The best patisseries and chocolatiers included Pain de Sucre, 14 rue Rambuteau, Jacques Genin, fondeur en chocolat, 133 rue de Terenne both in the 3rd and La Patisserie des Reves, 93 rue du Bac in the 7th. The later was incredible, pretty pink & white pastel walls with large glass domes suspended from the ceiling and placed precisely over gorgeous pastry creations like diamonds in a jewelers shop. A trip to the Le Mache des Enfants Rouges was a surprise, a compact under cover market with shared tables dropped around frantic cafes and bars serving up fantastic food including this one which was dynamite serving brilliant Moroccan food, just simply watching them prepare the cous cous and serve up steaming tagines would make even the steeliest of mortals hungry.

A trip to the 10th saw us wander up and down a lovely street, a local neighborhood which gave us a completely different perspective on how good Parisian food can be. Beautiful cheese shops containing hundreds of gorgeous cheeses, butchers selling aged beef on the bone, a myriad of game birds and poultry still with head and feather on or trussed beautifully with spec or lard.

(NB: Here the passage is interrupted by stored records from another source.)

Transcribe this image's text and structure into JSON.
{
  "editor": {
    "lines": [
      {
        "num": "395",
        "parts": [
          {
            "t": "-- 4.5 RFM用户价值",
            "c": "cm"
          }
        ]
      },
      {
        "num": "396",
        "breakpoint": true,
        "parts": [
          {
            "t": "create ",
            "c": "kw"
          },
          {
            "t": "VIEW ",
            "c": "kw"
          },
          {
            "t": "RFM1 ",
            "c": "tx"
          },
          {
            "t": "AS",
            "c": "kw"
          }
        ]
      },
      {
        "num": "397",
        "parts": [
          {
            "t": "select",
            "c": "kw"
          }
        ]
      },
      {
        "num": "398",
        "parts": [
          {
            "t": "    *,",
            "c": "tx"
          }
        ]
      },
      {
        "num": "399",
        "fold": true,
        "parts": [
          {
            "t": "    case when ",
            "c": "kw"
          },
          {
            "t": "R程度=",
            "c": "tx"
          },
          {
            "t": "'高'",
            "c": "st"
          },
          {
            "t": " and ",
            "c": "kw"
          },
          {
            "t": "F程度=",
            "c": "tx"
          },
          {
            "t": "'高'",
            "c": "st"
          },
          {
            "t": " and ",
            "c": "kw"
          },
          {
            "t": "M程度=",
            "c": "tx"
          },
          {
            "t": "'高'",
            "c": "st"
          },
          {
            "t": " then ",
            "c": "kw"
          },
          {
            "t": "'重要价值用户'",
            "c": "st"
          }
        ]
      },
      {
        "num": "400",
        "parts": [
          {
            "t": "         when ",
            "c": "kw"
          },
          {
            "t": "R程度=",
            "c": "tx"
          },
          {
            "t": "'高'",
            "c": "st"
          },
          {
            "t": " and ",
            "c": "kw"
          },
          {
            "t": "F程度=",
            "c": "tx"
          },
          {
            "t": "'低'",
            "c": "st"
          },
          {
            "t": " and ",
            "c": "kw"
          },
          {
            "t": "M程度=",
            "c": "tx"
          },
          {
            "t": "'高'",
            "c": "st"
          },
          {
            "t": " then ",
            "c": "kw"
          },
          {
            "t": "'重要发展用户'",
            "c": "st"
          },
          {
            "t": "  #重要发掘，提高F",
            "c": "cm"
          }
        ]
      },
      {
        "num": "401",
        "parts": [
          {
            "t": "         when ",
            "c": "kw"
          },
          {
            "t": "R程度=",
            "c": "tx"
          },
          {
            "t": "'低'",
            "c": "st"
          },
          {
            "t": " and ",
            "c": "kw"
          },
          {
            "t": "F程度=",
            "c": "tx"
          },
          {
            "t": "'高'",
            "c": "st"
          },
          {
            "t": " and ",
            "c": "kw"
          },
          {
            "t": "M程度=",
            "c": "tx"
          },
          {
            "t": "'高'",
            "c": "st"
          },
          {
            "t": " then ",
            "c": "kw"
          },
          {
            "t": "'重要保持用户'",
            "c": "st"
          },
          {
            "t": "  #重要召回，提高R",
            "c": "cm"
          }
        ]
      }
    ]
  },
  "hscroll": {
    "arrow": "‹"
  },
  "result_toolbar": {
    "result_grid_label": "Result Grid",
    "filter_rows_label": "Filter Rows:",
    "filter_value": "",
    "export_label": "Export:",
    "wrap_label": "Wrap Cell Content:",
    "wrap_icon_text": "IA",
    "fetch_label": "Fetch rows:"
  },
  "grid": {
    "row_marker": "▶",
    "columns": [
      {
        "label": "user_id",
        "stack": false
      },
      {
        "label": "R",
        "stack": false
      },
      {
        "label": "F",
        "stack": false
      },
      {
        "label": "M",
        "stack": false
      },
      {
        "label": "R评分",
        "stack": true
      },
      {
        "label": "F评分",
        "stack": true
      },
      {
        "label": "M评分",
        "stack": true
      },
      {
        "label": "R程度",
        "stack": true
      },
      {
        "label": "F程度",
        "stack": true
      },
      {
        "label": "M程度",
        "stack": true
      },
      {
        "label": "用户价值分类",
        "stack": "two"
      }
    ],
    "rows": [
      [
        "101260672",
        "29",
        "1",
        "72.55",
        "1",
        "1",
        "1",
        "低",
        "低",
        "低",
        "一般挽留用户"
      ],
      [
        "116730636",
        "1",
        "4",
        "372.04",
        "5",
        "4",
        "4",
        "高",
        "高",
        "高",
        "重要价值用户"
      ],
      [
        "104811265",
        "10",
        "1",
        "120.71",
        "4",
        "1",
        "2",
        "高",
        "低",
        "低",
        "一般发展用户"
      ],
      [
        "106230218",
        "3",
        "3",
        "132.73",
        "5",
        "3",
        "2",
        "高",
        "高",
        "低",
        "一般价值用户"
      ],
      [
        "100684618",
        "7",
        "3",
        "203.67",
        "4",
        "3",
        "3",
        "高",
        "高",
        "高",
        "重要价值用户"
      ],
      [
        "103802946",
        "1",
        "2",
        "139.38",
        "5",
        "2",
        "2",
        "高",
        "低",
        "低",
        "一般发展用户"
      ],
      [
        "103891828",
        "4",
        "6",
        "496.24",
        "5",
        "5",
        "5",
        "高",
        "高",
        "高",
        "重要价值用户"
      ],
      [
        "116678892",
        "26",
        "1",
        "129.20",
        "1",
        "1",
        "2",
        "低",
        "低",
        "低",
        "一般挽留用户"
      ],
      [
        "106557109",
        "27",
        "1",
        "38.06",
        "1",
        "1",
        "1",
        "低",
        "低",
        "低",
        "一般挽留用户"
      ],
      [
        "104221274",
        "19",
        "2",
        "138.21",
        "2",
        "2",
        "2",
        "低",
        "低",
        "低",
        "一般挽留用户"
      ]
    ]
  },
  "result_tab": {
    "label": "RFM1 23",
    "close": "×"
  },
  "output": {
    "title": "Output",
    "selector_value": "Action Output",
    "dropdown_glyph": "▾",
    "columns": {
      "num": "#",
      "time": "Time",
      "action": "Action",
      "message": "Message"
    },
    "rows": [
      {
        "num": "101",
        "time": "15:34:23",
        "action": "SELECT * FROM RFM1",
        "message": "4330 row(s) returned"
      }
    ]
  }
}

In fact whether it is the fish monger, fruiterer, or providore it is a completely different approach to almost all of our food shops here in Oz. They are artisans, it is a celebration of a craft and the quality of produce is a pure reflection of this. I love that.

Roast chickens, turning gently outside the butchers shop. Couldn't do that in Melbourne me thinks!

On the last night we wanted so much to eat at Chateaubriand, 129 Avenue Parmentier, but we could not get in, I had left it too late as usual and was unable to pull any strings! We settled on La Gazetta, 29 Rue De Cotte in the 12th. It looks on the face of it like a classic Parisian Brasserie, dark colours, richly coloured wooden surfaces and a tiled floor. Simple unclothed and uncluttered tables, swift service and two choices of set menu, a five or seven course. We plumped for the five course, it was beautiful food, simple flavours and technically perfect. To be honest the food felt at odds with the classic surrounds and not all the components hit the spot for me, the savoury “oeuf a la neige” in a white onion soup didn’t do it, nor did the dessert of pain perdu and poached fruits, which were served oddly in two different bowls and served together as if it was an after thought. But I am being picky, I would still go back and it was a good choice.  

  La Patisserie des Reves - OMG!

This is no doubt the best "Gateau St Honore" I have ever seen.

Now this is what you call a concept store - pastry under glass. Loved it.

Nice touch with the eclair - wrapped in a thin seem of milk or dark chocolate - je voudrais trois, s'il vous plait!


  1. I'd be in so much trouble if I stepped into La Patisserie des Reves. I'd have to eat a bit of everything.

  2. MMM Im going to Paris 1st week July, and going to punish these shops!!!